An electrode of carbon powders solidified with a binder has been well known, as disclosed in Japanese Patent Publication No. 17692/70, which is high in chemical stability (that is, high in resistance to both acid and alkaline solutions), small in weight, and high in cell performance. For fabricating the disclosed carbon electrodes, however, a complicated step must be taken which comprises a step of making large secondary particles from fine carbon powders through bridging or aggregation of the powders. The secondary particles are molded under pressure. Further, it has been generally considered that it is advantageous to employ fine carbon powders, (for example, carbon powders having passed through a 500 Tyler mesh) since a large specific or effective surface area is obtained in the electrode and the cell performance is thereby improved. British Patent No. 136,1741 has proposed a gas electrode which is made of press-molded carbon powders of 5-100 .mu.m and has the pore sizes of 0.5-20 .mu.m and a porosity of 5-50% for providing a large specific surface area.
However, the present inventors' experiments have revealed that when fine carbon powders are used for an anode of a liquid fuel cell in which a gas such as CO.sub.2 is generated at the anode as the product of an electrode or cell reaction, there is a problem that the fine carbon powders prevent the reaction gas from escaping to the outside of the anode and therefore the supply of the liquid fuel to the cell through the anode becomes incomplete, thereby deteriorating the cell performance.

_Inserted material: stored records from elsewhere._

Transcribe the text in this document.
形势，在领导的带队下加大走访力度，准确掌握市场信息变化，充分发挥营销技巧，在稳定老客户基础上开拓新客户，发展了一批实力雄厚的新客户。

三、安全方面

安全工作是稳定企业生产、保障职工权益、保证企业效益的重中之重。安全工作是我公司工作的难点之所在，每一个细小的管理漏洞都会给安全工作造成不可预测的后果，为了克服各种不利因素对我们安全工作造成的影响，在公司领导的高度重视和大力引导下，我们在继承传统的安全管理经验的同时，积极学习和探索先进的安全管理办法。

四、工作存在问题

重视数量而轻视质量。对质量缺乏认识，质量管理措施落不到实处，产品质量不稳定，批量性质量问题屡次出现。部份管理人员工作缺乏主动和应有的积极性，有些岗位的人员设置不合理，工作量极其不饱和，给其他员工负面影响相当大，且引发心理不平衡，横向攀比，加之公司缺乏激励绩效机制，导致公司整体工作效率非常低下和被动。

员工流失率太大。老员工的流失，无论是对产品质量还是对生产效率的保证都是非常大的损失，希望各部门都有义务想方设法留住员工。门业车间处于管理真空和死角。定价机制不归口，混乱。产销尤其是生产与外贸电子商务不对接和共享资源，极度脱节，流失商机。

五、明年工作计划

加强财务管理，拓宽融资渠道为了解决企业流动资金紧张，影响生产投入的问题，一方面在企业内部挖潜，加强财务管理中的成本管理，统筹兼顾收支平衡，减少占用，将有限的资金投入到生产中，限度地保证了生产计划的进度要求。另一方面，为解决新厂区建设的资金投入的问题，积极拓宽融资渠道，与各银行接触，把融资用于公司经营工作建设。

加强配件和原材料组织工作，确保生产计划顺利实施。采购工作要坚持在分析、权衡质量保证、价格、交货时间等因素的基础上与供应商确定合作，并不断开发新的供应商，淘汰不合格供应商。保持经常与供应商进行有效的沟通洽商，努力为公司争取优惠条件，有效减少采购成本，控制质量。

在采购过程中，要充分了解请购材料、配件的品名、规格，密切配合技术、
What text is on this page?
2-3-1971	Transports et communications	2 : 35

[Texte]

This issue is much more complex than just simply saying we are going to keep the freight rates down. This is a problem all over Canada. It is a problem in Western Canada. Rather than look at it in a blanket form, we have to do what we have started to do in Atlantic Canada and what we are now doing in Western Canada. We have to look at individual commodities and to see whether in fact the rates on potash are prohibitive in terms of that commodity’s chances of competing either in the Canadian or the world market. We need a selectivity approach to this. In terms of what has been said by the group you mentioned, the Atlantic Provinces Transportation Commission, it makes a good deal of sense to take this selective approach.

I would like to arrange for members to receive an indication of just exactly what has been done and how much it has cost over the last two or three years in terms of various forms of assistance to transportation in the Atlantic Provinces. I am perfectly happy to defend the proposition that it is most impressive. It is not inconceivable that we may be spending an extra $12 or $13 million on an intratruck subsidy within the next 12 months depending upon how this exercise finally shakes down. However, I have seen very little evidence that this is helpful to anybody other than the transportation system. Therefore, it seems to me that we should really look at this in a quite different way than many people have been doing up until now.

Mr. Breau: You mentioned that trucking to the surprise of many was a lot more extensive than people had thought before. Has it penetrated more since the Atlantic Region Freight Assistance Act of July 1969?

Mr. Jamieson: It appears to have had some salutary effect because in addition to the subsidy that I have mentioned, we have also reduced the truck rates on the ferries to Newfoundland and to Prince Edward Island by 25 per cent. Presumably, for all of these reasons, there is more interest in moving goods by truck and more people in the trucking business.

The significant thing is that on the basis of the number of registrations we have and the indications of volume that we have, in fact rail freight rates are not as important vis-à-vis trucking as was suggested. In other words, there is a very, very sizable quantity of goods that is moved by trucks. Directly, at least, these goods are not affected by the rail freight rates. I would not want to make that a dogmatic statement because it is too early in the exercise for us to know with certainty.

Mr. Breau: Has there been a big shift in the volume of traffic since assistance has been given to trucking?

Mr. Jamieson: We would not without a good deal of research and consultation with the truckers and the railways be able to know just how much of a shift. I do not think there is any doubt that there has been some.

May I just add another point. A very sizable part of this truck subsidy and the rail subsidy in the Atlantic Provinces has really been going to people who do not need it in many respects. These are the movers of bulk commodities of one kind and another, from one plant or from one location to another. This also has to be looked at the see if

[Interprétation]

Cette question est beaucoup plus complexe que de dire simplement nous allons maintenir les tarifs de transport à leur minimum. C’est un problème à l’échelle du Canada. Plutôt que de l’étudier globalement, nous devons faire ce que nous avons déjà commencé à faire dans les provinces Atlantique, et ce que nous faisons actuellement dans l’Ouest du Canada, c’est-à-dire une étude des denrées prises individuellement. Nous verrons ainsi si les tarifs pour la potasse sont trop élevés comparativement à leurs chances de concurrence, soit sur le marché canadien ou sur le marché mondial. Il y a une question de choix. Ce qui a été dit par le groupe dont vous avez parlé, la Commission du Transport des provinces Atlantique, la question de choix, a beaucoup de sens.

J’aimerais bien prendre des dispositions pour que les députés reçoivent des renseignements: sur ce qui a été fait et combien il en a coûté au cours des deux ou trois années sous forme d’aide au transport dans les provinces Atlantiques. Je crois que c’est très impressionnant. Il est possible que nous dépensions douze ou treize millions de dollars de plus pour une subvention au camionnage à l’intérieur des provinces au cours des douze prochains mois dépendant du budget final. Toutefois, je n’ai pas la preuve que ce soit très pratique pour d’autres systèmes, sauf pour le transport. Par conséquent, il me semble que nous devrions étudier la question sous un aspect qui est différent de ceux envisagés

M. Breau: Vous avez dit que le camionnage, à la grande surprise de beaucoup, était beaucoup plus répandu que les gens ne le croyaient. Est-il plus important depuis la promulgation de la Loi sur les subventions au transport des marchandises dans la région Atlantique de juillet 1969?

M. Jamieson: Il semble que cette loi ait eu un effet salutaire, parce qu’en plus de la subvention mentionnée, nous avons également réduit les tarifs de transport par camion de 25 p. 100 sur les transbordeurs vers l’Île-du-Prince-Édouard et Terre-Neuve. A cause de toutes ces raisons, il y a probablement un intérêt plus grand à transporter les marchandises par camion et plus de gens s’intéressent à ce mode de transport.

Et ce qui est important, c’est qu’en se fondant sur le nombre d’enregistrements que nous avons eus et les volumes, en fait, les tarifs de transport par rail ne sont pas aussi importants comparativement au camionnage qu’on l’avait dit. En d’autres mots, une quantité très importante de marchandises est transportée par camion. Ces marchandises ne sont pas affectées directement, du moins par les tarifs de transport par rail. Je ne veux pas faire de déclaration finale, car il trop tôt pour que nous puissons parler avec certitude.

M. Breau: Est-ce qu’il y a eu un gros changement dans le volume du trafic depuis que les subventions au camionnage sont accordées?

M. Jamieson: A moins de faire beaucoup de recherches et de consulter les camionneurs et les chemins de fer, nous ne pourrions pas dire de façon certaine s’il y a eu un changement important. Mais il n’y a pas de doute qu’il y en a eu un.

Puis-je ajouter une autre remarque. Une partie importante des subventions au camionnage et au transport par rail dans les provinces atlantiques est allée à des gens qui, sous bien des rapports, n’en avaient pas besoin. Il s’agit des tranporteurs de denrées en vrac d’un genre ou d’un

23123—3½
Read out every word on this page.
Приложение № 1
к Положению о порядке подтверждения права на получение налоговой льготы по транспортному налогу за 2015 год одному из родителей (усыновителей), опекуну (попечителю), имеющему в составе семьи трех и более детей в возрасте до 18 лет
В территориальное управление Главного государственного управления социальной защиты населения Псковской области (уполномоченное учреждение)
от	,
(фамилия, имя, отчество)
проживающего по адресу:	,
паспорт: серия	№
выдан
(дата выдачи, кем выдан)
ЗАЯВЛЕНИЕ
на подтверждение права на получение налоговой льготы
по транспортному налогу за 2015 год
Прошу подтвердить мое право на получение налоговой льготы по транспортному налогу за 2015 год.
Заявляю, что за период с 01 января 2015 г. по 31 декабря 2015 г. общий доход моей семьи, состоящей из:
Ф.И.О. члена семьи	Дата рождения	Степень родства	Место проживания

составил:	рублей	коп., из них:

The use of relatively larger carbon powders for a gas electrode has been disclosed in U.S. Pat. No. 3,423,247. This patent shows a non-homogeneous two-layer electrode structure which includes a gas-permeable and electrolyte-repellant layer zone of larger carbon powders of 147-74 .mu.m (-65+100 Tyler mesh) at the gas supply side and an electrolyte-permeable layer zone of smaller carbon powders not larger than 208 .mu.m (-200 Tyler mesh) at the electrolyte side. The electrode is fabricated through a press-molding and heating process. The electrolyte-repellant zone has the pore sizes in the range of 1-20 .mu.m and the electrolyte-permeable zone has the pore sizes in the range of 0.1-1 .mu.m. The electrolyte-permeable zone may include three layers having a first layer with carbon powders not larger than 43 .mu.m (-325 Tyler mesh), a second layer with carbon powders of 74-43 .mu.m (-200+325 Tyler mesh) and a third layer with carbon powders of 208-74 .mu.m (-65+200 Tyler mesh). U.S. Pat. No. 3,423,247 suggests the use of such a gas electrode to an anode supplied with a gas fuel as well as a cathode supplied with an oxidizer. However, such a gas electrode, too, has the above-mentioned problem associated with the generation of a reaction gas when it is applied to an anode of a liquid fuel cell.